After the first pass, we noticed a big fish or two busting on the surface. These signs of feeding are always a good omen. I quickly tied on a large streamer to the 7 weight and explained to Gary where I wanted his casts and how I wanted him to retrieve the fly. He quickly established a rhythm but those big fish had become scarce. The best thing I knew how to do at this point was to cover water in the vicinity of where we had seen those big brown trout. It was beginning to look like this would be an exercise in futility but the trip wasn’t over. No, we still had about ten minutes left. Gary had a timeline he needed to follow unfortunately so we weren’t very flexible on time.
Gary Strikes Again
I decided for one more pass through the pool. This time, I rowed way out into the fast water and set up a good steady drift down stream. This would allow Gary to present the flies at the right speed and depth across the current. Suddenly, the line came time and Gary got a solid strip set into something big. From there, everything seemed to go wrong and not due to anything we did. The fish ran hard straight up and into the current. We had a lot more line out than I like in such a situation. Next it ran downstream before circling back around straight at the boat. At this point, both of us thought the fish was gone. The line went completely slack and Gary started reeling in the line for another try.

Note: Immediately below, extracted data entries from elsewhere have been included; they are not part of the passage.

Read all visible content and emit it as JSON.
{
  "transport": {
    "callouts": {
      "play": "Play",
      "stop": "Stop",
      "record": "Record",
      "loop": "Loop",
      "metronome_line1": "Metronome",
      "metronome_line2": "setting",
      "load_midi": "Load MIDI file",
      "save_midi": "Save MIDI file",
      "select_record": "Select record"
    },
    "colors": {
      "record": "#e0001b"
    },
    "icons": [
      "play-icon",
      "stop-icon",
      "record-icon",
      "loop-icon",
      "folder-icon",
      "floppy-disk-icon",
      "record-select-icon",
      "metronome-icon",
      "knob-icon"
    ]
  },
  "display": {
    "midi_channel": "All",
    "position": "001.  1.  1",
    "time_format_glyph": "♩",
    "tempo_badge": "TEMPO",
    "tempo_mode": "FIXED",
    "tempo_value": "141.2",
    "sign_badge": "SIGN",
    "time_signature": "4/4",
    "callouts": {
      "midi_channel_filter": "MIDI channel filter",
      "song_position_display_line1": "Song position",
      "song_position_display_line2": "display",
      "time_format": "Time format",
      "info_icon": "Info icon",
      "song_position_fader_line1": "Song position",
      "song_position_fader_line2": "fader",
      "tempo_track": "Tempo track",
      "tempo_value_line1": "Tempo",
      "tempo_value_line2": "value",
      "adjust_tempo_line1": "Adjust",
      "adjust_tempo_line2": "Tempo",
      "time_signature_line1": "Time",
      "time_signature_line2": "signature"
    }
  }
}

Once the line was tight again, the fish was still on. At this point, the fish was starting to get tired. I quickly backed the boat out of the fast water where we would have a chance. The fish eventually followed although not very willingly. It had another good run or two left, but finally an extremely heavy 24″ brown trout slipped into the waiting net. Gary had done it again with a new guide trip record fish out of my boat.
We took a couple of quick pictures, but mostly kept the fish in the water. It was deservedly very tired so I took some extra time reviving it. When it swam off, we were both confident that it would swim to fight another day.
Current Tailwater Fishing Report
The Caney Fork is still fishing fairly well. Unfortunately, the Corps of Engineers is not leaving much water in the river for the fish or the anglers. Somehow, we have got to get them to establish minimum flow guidelines on the Caney Fork River. Also, hopefully they will quickly resolve whatever new issues they have “discovered” at the dam and return the lake to normal operating levels.
The upper river is fishing best now as stripers have moved up to within 5-6 miles of the dam. Everything from that point down is going to be difficult fishing. The usual midges and nymphs are getting it done on low water although terrestrials are starting to come on now. Streamers are still catching some nice fish on high water although the overall action will typically be slow overall.
The Clinch is in its normal summertime routine. Some days it is the Cinch and other days it is the Grinch. Midges will catch the most fish but don’t overlook streamers or even big terrestrials on high water in particular.
Current Great Smoky Mountains Fishing Report
This is setting up to be a good summer in the Smokies. We still have enough water to keep the fish happy and healthy, at least right now. Terrestrials are very important but don’t forget your golden stonefly and Isonychia imitations either. Yellow sallies, sulfurs, and light cahills are still around a little in the mid to high elevations. The little yellow stoneflies will continue until fall as will the Isonychias and even the occasional golden stone. Ants, inchworms, and beetles are doing great now. I have spent a lot of time on brook trout streams this year and hope to continue that trend. People who are willing to walk are catching lots of fish while anglers who prefer or are limited to roadside fishing will catch fewer. If the water comes up and gets stained from rainfall, don’t forget your streamers.